By way of those feelings, over the weekend I started watching Turn A Gundam. Despite its obscure reputation, respected opinions have assured me that Turn A is the best of the post-UC Gundam productions and to be completely honest, the fact Yoko Kanno composed the music is enough to merit a substantial leap of faith anyway.
As of writing, I’m four episodes into the series and so far, I’ve enjoyed it. For a Yoshiyuki Tomino anime, the lead character (effeminate, white-haired teen called Loran played the stellar Romi Paku) is remarkably pleasant, and that the story has so far unfolded on Earth lends a dash a colour and diversity to Tomino’s typically oppressive, space dwelling back-drop. His ideas continue to fascinate me, as does the depth of the universes he creates; personalities, technologies, cultures, rituals; its easy to lose yourself, to believe in the story — the little details are so important.
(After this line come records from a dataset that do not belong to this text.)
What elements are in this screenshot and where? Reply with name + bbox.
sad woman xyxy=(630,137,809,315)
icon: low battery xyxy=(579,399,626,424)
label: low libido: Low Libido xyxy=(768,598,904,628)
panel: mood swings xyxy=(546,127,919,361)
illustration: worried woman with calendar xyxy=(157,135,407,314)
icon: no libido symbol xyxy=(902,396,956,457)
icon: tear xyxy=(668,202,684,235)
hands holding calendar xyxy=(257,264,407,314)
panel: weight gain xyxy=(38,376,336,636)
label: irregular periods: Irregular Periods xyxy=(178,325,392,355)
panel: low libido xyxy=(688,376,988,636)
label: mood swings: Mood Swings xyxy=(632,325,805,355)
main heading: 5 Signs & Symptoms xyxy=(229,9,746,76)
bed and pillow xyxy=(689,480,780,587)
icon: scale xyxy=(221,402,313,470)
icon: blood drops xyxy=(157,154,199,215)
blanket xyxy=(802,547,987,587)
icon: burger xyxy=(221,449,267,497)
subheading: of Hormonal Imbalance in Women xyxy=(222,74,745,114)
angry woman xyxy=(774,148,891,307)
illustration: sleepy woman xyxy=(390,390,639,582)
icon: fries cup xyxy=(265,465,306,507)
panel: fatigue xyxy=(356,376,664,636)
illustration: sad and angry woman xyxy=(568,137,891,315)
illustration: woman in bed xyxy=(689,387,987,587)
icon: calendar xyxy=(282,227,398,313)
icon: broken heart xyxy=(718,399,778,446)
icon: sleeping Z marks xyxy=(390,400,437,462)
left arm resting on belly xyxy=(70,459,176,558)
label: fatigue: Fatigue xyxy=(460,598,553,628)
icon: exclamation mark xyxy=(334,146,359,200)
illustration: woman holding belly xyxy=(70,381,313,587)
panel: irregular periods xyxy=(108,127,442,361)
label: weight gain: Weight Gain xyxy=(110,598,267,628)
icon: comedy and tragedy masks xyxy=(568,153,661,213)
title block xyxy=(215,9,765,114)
Turn A is clearly influenced by a Miyazaki style environmental paranoia. The story begins as three kids (from a splinter human settlement on the moon) land on Earth with a mission to investigate the lush green planet and its industrial society. Two years later the army, mobile suits in tow, invades. Based on these four episodes, there is an obvious lamentation of both advanced technology and its irresponsible use, ultimately leading to the pointless desecration of nature as a power struggle escalates into an all out yet completely pointless war. A number of subtexts can be read into the invasion and occupation of Earth by "foreigners", not least of all a post-WWII fear of Western culture and technology occupying traditional Japan.
Yoko Kanno’s soundtrack is another highlight, epic and sweeping as ever, I’m looking forward to further acquainting myself with the OST. High amounts of nudity not withstanding, the animation is fine, clearly hand-drawn and evoking the sense of depth and life that today’s CG dominated, artificial fare has somewhat misplaced.